Review of A Hundred Billion Trillion Stars

A Hundred Billion Trillion Stars
by Seth Fishman; illus. by Isabel Greenberg
Primary    Greenwillow    40 pp.
9/17    978-0-06-245578-9    $17.99

“This entire world is filled with crazy numbers, built one on top of the other, making it whole and complete.” Fishman and Greenberg engagingly highlight the wondrousness of numbers and stars, as well as just about everything about our home planet. Fishman exchanges science writing’s traditional stiffness for a confiding tone (“The strange thing is that seven billion five hundred million humans weigh about the same as ten quadrillion ants”).

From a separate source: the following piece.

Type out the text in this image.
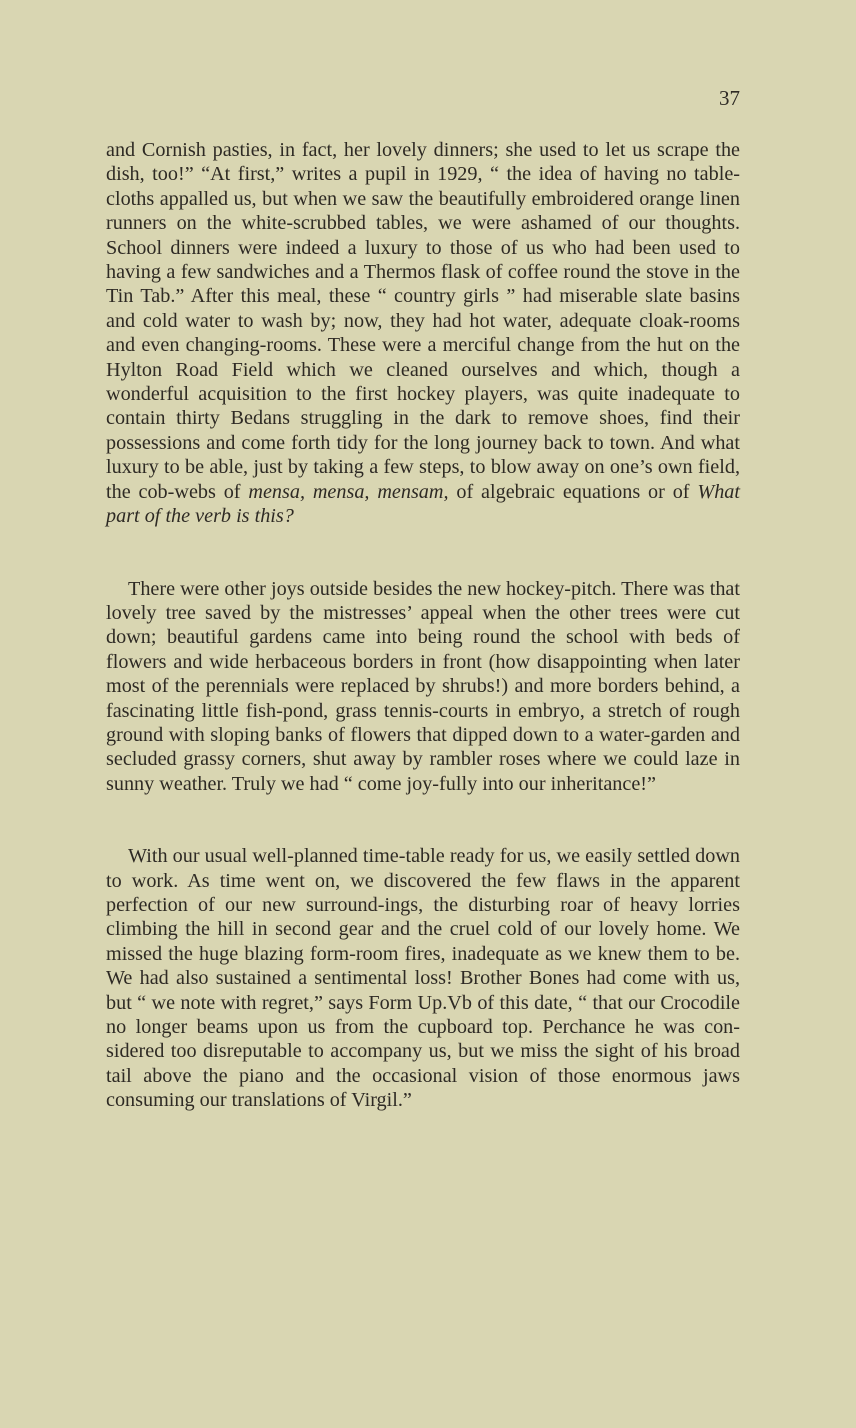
37

and Cornish pasties, in fact, her lovely dinners; she used to let us scrape the dish, too!” “At first,” writes a pupil in 1929, “ the idea of having no table-cloths appalled us, but when we saw the beautifully embroidered orange linen runners on the white-scrubbed tables, we were ashamed of our thoughts. School dinners were indeed a luxury to those of us who had been used to having a few sandwiches and a Thermos flask of coffee round the stove in the Tin Tab.” After this meal, these “ country girls ” had miserable slate basins and cold water to wash by; now, they had hot water, adequate cloak-rooms and even changing-rooms. These were a merciful change from the hut on the Hylton Road Field which we cleaned ourselves and which, though a wonderful acquisition to the first hockey players, was quite inadequate to contain thirty Bedans struggling in the dark to remove shoes, find their possessions and come forth tidy for the long journey back to town. And what luxury to be able, just by taking a few steps, to blow away on one’s own field, the cob-webs of mensa, mensa, mensam, of algebraic equations or of What part of the verb is this?

There were other joys outside besides the new hockey-pitch. There was that lovely tree saved by the mistresses’ appeal when the other trees were cut down; beautiful gardens came into being round the school with beds of flowers and wide herbaceous borders in front (how disappointing when later most of the perennials were replaced by shrubs!) and more borders behind, a fascinating little fish-pond, grass tennis-courts in embryo, a stretch of rough ground with sloping banks of flowers that dipped down to a water-garden and secluded grassy corners, shut away by rambler roses where we could laze in sunny weather. Truly we had “ come joy-fully into our inheritance!”

With our usual well-planned time-table ready for us, we easily settled down to work. As time went on, we discovered the few flaws in the apparent perfection of our new surround-ings, the disturbing roar of heavy lorries climbing the hill in second gear and the cruel cold of our lovely home. We missed the huge blazing form-room fires, inadequate as we knew them to be. We had also sustained a sentimental loss! Brother Bones had come with us, but “ we note with regret,” says Form Up.Vb of this date, “ that our Crocodile no longer beams upon us from the cupboard top. Perchance he was con-sidered too disreputable to accompany us, but we miss the sight of his broad tail above the piano and the occasional vision of those enormous jaws consuming our translations of Virgil.”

Illustrator Greenberg, too, eschews the typical facts-foisting book’s physical correctness in her kinetic digital art: she presents kids who hoist the earth while stepping on a bathroom scale, fly around the world, and otherwise defy the laws of physics in order to illustrate the ideas presented. The book beautifully succeeds in its mission to convey to young readers the vastness of the numbers in our midst while reassuring them that, although each of us is one of billions of people roaming the earth today, “there’s only one of YOU. Right here, right now, reading this book.” A final illustration suggests a child reading aloud to a captive audience of pets and stuffed animals. An author’s note clarifies that the tallies in this book are only approximations, as the number of each thing being counted is always in flux:  “By the time you’re done reading this book, almost every single number in it will have changed.”

From the January/February 2018 issue of The Horn Book Magazine.
Nell Beram
Nell Beram is coauthor of the young adult biography Yoko Ono: Collector of Skies (Amulet/Abrams), which made the 2014 Amelia Bloomer Project list and YALSA’s 2014 Outstanding Books for the College Bound list.